UK borrowing costs set to rise as outlook worsens

8 Jun 09
Economists have warned that the cost of government borrowing could rise after grim public finance figures prompted a credit ratings agency to downgrade its outlook for the UK

29 May 2009

By Tash Shifrin

Economists have warned that the cost of government borrowing could rise after grim public finance figures prompted a credit ratings agency to downgrade its outlook for the UK.

Standard & Poor’s Ratings Services revised its outlook on the UK from ‘stable’ to ‘negative’ on May 21, as the Office for National Statistics revealed record borrowing figures of £8.5bn for April – up from £1.8bn in the same month last year.

The outlook assessment is used to signal the direction that credit ratings are expected to take in future and means the government’s prized AAA credit rating could be downgraded.

Charles Davis, senior economist at the Centre for Economics and Business Research, told Public Finance: ‘The big danger is that investors become less happy to buy up UK government debt issuance… that would raise the cost of borrowing to government.’

S&P’s assessment reflected ‘ongoing concerns about the viability of the Budget plans’ for restoring the public finances, he added.

Gemma Tetlow, senior research economist at the Institute for Fiscal Studies, said S&P’s statement did not mean a downgrading was certain. But she added that the upcoming general election added to the question marks over the state of the public finances.

‘In the political cycle, there’s a lot of uncertainty about what medium-term [fiscal] tightening will look like,’ she said, noting that the Conservatives were suggesting sterner measures to restore the Treasury’s coffers.
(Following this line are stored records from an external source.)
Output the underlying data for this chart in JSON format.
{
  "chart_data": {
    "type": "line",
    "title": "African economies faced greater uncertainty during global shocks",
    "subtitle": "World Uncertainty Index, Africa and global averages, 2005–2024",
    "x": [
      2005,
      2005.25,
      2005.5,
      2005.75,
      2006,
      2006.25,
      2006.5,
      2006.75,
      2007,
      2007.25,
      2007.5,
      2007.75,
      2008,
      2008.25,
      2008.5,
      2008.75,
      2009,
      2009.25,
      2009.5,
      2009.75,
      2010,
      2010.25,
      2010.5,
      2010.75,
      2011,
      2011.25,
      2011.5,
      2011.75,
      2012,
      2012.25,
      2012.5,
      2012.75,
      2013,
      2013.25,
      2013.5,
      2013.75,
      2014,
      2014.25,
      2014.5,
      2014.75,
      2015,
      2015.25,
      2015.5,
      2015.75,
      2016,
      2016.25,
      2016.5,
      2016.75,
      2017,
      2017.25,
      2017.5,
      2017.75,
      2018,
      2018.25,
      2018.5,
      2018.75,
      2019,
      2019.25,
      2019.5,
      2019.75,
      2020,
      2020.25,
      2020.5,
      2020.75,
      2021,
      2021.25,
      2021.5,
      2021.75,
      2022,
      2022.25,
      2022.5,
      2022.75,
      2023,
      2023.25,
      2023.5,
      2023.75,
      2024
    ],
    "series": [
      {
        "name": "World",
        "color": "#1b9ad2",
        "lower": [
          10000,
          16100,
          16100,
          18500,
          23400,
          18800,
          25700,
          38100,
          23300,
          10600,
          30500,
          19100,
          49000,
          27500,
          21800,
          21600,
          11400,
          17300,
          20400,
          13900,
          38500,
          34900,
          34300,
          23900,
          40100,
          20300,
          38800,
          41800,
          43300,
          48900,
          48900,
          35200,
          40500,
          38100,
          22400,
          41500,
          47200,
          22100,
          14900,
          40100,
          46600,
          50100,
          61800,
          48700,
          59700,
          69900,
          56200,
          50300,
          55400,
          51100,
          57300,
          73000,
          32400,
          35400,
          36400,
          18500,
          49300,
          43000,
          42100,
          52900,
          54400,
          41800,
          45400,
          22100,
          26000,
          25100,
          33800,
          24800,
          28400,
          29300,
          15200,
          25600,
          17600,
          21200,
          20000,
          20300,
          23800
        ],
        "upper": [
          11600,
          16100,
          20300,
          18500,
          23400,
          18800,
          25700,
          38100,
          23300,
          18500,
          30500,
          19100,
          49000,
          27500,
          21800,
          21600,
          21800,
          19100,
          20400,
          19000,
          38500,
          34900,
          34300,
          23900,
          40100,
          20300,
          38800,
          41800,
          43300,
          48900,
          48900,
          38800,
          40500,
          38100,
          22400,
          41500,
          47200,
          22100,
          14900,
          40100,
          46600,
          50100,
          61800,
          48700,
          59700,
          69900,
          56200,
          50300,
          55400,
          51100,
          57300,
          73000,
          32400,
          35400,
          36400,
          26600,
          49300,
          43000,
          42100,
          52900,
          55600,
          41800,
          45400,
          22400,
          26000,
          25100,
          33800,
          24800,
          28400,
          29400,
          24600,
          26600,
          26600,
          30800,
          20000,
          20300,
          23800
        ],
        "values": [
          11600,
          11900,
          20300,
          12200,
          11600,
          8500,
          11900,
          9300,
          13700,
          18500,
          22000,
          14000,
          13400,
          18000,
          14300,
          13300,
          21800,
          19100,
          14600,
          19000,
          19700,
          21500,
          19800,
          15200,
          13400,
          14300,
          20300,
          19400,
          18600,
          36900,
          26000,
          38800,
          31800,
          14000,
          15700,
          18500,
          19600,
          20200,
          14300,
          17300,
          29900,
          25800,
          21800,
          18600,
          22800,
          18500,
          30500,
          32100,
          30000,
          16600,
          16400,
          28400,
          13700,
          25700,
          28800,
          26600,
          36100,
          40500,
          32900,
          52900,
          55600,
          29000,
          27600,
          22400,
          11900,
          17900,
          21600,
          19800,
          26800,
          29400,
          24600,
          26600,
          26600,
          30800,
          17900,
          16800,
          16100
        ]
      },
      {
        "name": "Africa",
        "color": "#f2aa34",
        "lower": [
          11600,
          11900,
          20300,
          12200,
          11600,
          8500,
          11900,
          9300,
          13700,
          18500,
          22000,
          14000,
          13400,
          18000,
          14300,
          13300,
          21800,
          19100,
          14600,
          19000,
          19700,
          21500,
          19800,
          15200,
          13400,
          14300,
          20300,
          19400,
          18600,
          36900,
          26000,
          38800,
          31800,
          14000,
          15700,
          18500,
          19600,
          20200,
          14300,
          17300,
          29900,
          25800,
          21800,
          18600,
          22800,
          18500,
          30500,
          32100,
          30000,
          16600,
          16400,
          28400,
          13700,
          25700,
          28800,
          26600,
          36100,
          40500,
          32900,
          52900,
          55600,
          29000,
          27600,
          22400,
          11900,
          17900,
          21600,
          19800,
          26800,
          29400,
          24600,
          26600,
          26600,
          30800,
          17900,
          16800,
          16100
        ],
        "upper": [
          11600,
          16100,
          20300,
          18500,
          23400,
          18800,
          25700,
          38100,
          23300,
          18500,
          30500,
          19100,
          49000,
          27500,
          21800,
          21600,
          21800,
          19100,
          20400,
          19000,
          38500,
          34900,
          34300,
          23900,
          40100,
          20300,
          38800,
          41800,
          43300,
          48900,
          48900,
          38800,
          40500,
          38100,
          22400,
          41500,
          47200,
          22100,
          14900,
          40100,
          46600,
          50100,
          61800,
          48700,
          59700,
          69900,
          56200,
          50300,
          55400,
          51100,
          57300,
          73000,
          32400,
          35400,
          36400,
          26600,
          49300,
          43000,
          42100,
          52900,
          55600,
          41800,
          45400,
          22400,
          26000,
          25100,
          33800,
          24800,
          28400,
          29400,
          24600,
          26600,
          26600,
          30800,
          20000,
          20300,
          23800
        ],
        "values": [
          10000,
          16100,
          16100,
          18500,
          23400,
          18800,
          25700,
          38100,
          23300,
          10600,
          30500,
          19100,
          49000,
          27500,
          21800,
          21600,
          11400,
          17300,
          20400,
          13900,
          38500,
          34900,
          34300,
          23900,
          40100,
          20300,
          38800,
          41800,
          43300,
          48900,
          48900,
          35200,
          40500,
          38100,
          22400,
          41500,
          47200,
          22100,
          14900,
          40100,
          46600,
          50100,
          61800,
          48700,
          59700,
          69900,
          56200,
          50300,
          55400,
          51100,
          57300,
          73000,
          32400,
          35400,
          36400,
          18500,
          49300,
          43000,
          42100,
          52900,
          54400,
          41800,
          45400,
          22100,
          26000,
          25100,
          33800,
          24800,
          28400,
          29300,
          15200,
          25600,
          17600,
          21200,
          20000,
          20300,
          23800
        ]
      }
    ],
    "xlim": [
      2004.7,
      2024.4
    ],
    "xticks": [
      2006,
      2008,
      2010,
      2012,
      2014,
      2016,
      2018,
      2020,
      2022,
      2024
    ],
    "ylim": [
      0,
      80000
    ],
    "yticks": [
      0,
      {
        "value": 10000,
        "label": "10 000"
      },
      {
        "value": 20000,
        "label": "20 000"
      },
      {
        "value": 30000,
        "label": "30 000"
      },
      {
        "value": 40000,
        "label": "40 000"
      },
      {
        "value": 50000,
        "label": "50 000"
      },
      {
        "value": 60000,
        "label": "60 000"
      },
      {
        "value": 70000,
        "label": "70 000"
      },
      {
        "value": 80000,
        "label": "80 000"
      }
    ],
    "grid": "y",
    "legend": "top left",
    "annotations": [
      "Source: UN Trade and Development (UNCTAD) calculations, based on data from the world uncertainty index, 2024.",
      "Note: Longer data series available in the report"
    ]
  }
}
S&P credit analyst David Beers said the outlook revision was ‘due to our view that, even assuming additional fiscal tightening, the net general government debt burden could approach 100% of gross domestic product and remain near that level in the medium term’.

The agency had doubts about how quickly the shortfall in the Treasury’s tax receipts caused by the recession would be repaired and the extent of public spending cuts to repair the hole in the public finances.

John Hawksworth, head of macroeconomics at PricewaterhouseCoopers, added to the pressure to clamp down on public spending. PwC figures showed that if a future government wanted to get debt back down to 40% of gross domestic product before 2050, ‘the cost could be an additional £30bn per annum at today’s values if action is taken by 2018’, he warned.